COOKING INSTRUCTIONS

In a bowl mix together the soy sauce, fish sauce, olive oil, lemongrass, rice wine vinegar, honey, ginger, and garlic. Pour marinade over meat in a zip lock bag, removing the air. Preheat sous vide bath to 140 degrees, then place bag in container and clip to the side. Sous vide for 3-4 hours.

Once done in sous vide bath, heat oil in skillet over medium to high heat. Add the meat to the pan and stir fry for a few minutes to caramelize.

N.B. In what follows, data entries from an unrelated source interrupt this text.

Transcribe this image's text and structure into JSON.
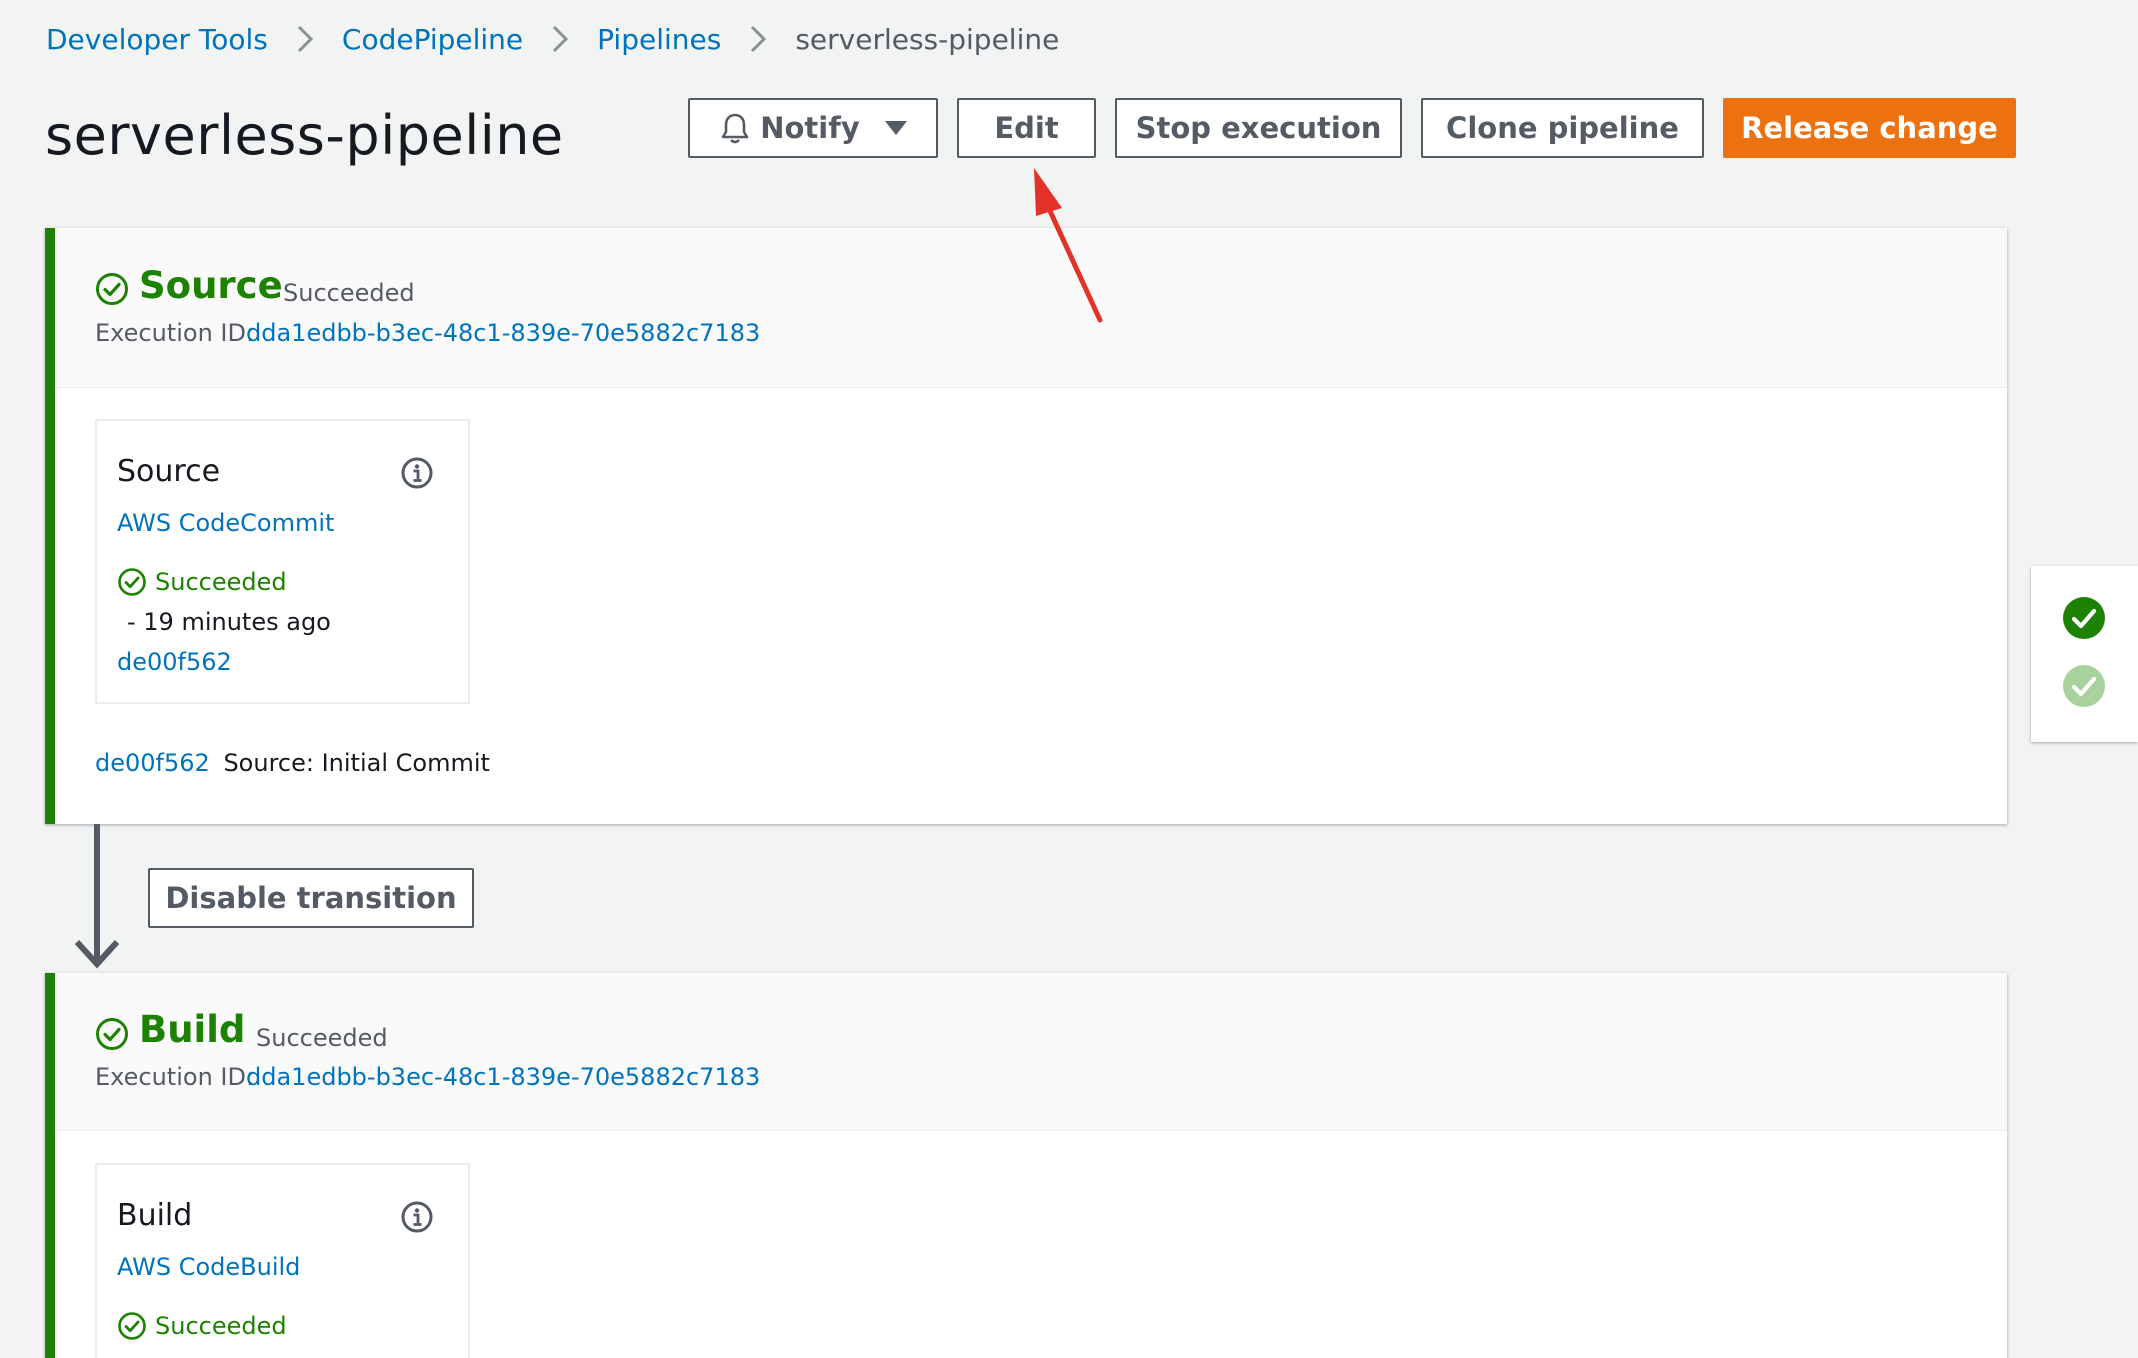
{
  "breadcrumb": {
    "items": [
      "Developer Tools",
      "CodePipeline",
      "Pipelines"
    ],
    "current": "serverless-pipeline"
  },
  "page": {
    "title": "serverless-pipeline"
  },
  "header_buttons": {
    "notify": "Notify",
    "edit": "Edit",
    "stop": "Stop execution",
    "clone": "Clone pipeline",
    "release": "Release change"
  },
  "stages": [
    {
      "name": "Source",
      "status": "Succeeded",
      "execution_label": "Execution ID:",
      "execution_id": "dda1edbb-b3ec-48c1-839e-70e5882c7183",
      "action": {
        "name": "Source",
        "provider": "AWS CodeCommit",
        "status": "Succeeded",
        "time": "-  19 minutes ago",
        "commit": "de00f562"
      },
      "footer": {
        "commit_id": "de00f562",
        "message": "Source: Initial Commit"
      }
    },
    {
      "name": "Build",
      "status": "Succeeded",
      "execution_label": "Execution ID:",
      "execution_id": "dda1edbb-b3ec-48c1-839e-70e5882c7183",
      "action": {
        "name": "Build",
        "provider": "AWS CodeBuild",
        "status": "Succeeded"
      }
    }
  ],
  "transition": {
    "button": "Disable transition"
  },
  "colors": {
    "success": "#1d8102",
    "success_light": "#a9d19e",
    "link": "#0073bb",
    "primary": "#ec7211",
    "annotation_arrow": "#e53228"
  }
}
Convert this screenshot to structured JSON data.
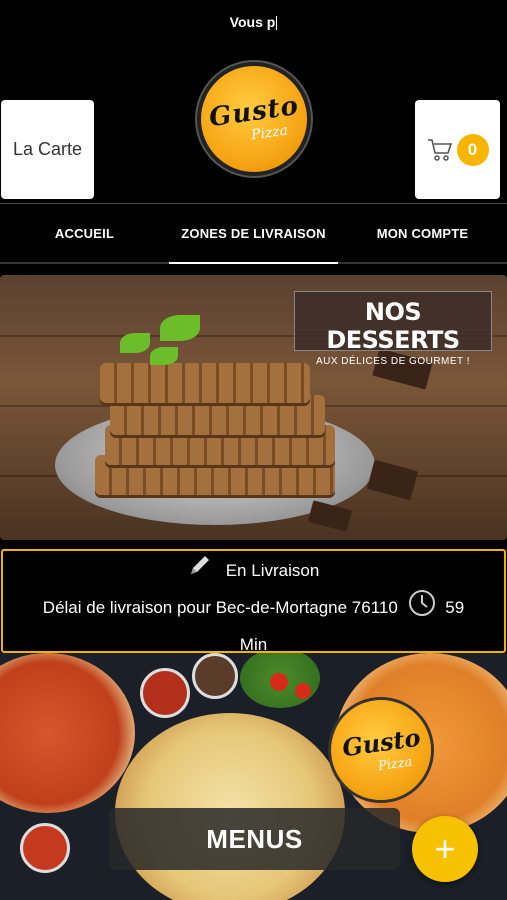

Combine the pickle brine in a saucepan and boil on medium heat until the sugar dissolves. Stir occasionally. Remove from heat and let it cool. Place the julienned radishes and carrots into container with tight fitting lid. Pour brine over and close lid. Gently shake to distribute brine mixture. Let sit at room temperature for 3-4 hours, then move to frig.

To assemble, add 4 oz rice to bowls. Divide lemongrass beef in bowls and top with pickled veggies. Garnish with chopped cilantro, jalapenos (if desired) and fresh squeeze of lime juice.